Kubernetes pods are not ready in a Cluster with xpack.security.enabled: true after the pod restart

I have created an elasticsearch in Kubernetes using helm charts(helm version 3) by enabling xpack.security. It was working fine and did not find any issues. Today I have deleted those pods and after that Pods are not online and they keep on crashing. Please find the way to recrate an issue.

kubectl -n elk create secret generic elastic-secret --from-literal=ELASTIC_PASSWORD=elkadmin --from-literal=ELASTIC_USERNAME=elastic

$ cat values-7.6.0.yaml
---
clusterName: "elasticsearch"
nodeGroup: "master"

# The service that non master groups will try to connect to when joining the cluster
# This should be set to clusterName + "-" + nodeGroup for your master group
masterService: ""

# Elasticsearch roles that will be applied to this nodeGroup
# These will be set as environment variables. E.g. node.master=true
roles:
  master: "true"
  ingest: "true"
  data: "true"

replicas: 3
minimumMasterNodes: 2

esMajorVersion: ""

# Allows you to add any config files in /usr/share/elasticsearch/config/
# such as elasticsearch.yml and log4j2.properties
esConfig:
  elasticsearch.yml: |
          node.name: "elasticsearch01"
          cluster.name: "snss-logging-cluster"
          network.host: 0.0.0.0

          xpack.license.self_generated.type: basic
          xpack.security.enabled: true

#    key:
#      nestedkey: value
#  log4j2.properties: |
#    key = value

# Extra environment variables to append to this nodeGroup
# This will be appended to the current 'env:' key.

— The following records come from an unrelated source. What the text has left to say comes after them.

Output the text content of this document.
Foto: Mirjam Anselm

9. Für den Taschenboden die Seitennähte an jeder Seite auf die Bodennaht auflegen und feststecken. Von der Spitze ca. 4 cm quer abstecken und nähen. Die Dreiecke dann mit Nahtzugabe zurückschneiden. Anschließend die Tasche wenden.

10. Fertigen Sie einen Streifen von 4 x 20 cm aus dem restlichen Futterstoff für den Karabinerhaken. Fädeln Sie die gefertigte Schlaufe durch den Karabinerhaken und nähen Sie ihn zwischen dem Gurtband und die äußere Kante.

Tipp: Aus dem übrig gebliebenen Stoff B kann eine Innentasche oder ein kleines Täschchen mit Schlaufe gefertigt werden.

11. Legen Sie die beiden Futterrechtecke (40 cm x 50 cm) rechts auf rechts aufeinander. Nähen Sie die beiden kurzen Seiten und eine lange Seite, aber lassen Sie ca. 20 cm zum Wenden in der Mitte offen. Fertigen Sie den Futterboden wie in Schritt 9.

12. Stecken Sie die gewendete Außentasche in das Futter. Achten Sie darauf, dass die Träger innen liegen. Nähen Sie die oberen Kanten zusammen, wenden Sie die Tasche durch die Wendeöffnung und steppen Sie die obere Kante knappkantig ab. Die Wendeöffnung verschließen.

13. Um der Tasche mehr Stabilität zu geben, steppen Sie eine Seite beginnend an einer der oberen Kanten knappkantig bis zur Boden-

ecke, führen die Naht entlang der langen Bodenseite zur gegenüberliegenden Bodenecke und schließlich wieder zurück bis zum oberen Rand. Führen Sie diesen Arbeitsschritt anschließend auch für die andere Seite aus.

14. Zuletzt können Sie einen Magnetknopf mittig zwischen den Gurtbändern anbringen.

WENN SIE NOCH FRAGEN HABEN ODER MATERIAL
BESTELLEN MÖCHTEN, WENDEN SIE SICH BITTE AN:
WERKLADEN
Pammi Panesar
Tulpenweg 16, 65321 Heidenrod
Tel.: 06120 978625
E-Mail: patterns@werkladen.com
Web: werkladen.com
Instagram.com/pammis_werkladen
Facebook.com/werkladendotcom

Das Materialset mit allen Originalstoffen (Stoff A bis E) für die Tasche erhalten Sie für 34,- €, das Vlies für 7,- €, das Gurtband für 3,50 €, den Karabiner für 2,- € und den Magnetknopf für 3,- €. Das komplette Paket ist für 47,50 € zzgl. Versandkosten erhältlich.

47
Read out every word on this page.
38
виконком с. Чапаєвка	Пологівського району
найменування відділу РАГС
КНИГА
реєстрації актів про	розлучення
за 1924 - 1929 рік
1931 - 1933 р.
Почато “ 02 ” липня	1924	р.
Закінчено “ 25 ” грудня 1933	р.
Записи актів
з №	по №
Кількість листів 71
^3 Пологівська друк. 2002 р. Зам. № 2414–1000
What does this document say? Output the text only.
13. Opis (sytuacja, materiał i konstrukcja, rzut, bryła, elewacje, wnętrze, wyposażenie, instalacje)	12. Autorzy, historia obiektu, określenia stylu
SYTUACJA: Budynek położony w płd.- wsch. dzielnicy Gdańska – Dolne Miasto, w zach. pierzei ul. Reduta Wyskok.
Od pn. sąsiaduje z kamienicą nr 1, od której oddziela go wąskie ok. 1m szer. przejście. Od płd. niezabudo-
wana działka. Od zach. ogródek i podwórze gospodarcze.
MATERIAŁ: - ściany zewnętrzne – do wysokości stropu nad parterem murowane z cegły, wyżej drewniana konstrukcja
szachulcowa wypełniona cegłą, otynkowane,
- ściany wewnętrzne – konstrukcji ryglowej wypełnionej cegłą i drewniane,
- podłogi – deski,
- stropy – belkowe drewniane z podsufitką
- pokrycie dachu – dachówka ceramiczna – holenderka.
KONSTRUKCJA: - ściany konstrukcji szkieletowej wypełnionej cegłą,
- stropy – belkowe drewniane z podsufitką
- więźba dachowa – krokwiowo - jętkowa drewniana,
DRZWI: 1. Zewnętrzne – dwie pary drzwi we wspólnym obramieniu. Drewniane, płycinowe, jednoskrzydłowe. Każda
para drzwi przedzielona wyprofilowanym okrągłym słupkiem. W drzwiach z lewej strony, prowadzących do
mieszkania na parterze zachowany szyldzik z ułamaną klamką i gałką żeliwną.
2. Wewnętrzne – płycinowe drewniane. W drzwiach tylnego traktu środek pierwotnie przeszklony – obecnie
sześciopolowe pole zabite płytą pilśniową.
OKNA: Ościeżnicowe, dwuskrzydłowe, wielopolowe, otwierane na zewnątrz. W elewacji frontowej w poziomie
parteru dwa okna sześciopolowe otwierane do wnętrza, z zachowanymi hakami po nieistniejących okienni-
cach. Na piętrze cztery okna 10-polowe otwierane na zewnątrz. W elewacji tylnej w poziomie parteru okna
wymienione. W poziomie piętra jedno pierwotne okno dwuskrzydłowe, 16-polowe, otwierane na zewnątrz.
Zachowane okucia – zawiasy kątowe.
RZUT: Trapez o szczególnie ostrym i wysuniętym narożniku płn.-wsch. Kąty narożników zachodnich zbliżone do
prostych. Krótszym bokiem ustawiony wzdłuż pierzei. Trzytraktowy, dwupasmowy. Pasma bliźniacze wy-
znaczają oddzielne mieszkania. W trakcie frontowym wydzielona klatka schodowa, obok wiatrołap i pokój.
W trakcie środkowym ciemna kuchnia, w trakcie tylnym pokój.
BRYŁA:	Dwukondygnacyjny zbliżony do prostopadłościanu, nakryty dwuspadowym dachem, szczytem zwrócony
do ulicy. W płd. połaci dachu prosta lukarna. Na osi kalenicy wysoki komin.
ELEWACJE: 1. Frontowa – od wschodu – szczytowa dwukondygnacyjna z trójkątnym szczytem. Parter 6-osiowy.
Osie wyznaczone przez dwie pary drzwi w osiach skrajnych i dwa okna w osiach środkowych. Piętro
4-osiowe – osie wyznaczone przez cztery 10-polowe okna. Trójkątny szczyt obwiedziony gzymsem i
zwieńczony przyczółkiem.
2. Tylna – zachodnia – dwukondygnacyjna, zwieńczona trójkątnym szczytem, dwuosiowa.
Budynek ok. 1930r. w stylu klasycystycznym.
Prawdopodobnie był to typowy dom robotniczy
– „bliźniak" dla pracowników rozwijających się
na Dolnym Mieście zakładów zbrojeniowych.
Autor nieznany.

You can use any of the kubernetes env
# syntax here
extraEnvs:
   - name: ELASTIC_PASSWORD
     valueFrom:
        secretKeyRef:
           name: elastic-secret
           key: ELASTIC_PASSWORD

   - name: ELASTIC_USERNAME
     valueFrom:
        secretKeyRef:
           name: elastic-secret
           key: ELASTIC_USERNAME
#  - name: MY_ENVIRONMENT_VAR
#    value: the_value_goes_here

# A list of secrets and their paths to mount inside the pod
# This is useful for mounting certificates for security and for mounting
# the X-Pack license
secretMounts: []
#  - name: elastic-certificates
#    secretName: elastic-certificates
#    path: /usr/share/elasticsearch/config/certs

image: "docker.elastic.co/elasticsearch/elasticsearch"
imageTag: "7.6.0"
imagePullPolicy: "IfNotPresent"

podAnnotations: {}
  # iam.amazonaws.com/role: es-cluster

# additionals labels
labels: {}

esJavaOpts: "-Xmx1g -Xms1g"

resources:
  requests:
    cpu: "1000m"
    memory: "2Gi"
  limits:
    cpu: "1000m"
    memory: "2Gi"

initResources: {}
  # limits:
  #   cpu: "25m"
  #   # memory: "128Mi"
  # requests:
  #   cpu: "25m"
  #   memory: "128Mi"

sidecarResources: {}
  # limits:
  #   cpu: "25m"
  #   # memory: "128Mi"
  # requests:
  #   cpu: "25m"
  #   memory: "128Mi"

networkHost: "0.0.0.0"

volumeClaimTemplate:
  accessModes: [ "ReadWriteOnce" ]
  resources:
    requests:
      storage: 3Gi

rbac:
  create: false
  serviceAccountName: ""

podSecurityPolicy:
  create: false
  name: ""
  spec:
    privileged: true
    fsGroup:
      rule: RunAsAny
    runAsUser:
      rule: RunAsAny
    seLinux:
      rule: RunAsAny
    supplementalGroups:
      rule: RunAsAny
    volumes:
      - secret
      - configMap
      - persistentVolumeClaim

persistence:
  enabled: true
  annotations: {}

extraVolumes: ""
  # - name: extras
  #   emptyDir: {}

extraVolumeMounts: ""
  # - name: extras
  #   mountPath: /usr/share/extras
  #   readOnly: true

extraContainers: ""
  # - name: do-something
  #   image: busybox
  #   command: ['do', 'something']

extraInitContainers: ""
  # - name: do-something
  #   image: busybox
  #   command: ['do', 'something']

# This is the PriorityClass settings as defined in
# https://kubernetes.io/docs/concepts/configuration/pod-priority-preemption/#priorityclass
priorityClassName: ""

# By default this will make sure two pods don't end up on the same node
# Changing this to a region would allow you to spread pods across regions
antiAffinityTopologyKey: "kubernetes.io/hostname"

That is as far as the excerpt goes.